The village is dominated by Highclere Castle, the traditional home of the Earl of Carnarvon and his family.

Highclere has become, in recent times, a commuter area for the industrial and commercial areas surrounding it - Newbury, Reading and Basingstoke as well as London to which there is a rail link from Newbury.

The general name Clere in Anglo-Saxon documents was used to cover Highclere and Burghclere, so it is difficult to identify the manor of Highclere as distinct from Burghclere.
Although in the early thirteenth century the two were separately accounted for on the Pipe Rolls of the Bishopric of Winchester, they followed the same descent.
The first Earl of Carnarvon was created Baron Porchester of Highclere in 1780.
The seat of the Earls of Carnarvon is the nineteenth century Highclere Castle, which stands on the site of the palace of the bishops of Winchester, the original owners of the parish. Highclere Park is said to be one of Capability Brown's masterpieces, with a circumference of thirteen miles. On Beacon Hill is the grave of the fifth Earl of Carnarvon, who died in Egypt in 1923 after opening the tomb of Tutankhamen with Howard Carter, another enthusiastic archaeologist. Some say that the Earl died as a result of an ancient curse laid on the tomb centuries ago.
The Earl had expressed a wish to be buried in a coffin made of Highclere oak, so when his body was brought back to England the sixth Earl chose a site on Beacon Hill overlooking the ancestral home.
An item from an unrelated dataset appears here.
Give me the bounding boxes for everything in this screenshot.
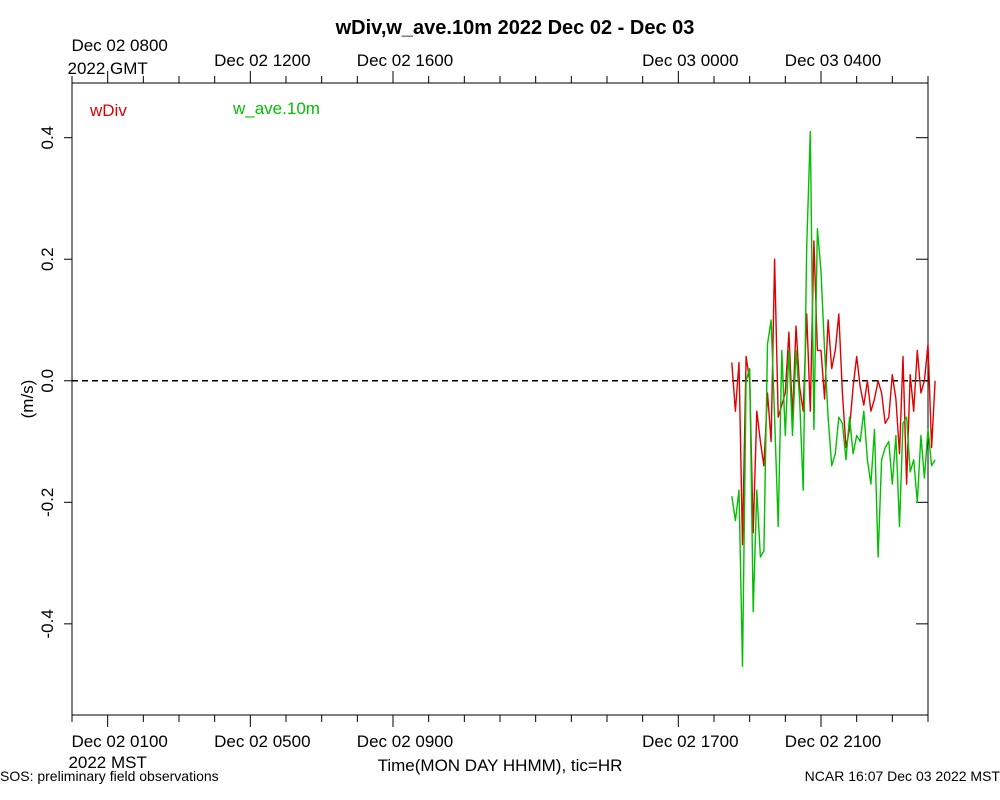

The present church is the third in Highclere and was built in 1870 by Sir Gilbert Scott for the fourth Earl and his memorial in it is a pair of windows showing a choir of angels.

There are no shops and no post office. In fact, Highclere has almost become a rural commuter suburb with some farming.

There are two private schools in the village.

One is a preparatory school (Thorngrove) for children up to the age of 13 years and the other is a specialist school linked to the Catholic Church. Otherwise, children from the village attend the Infant and Junior schools in Woolton Hill.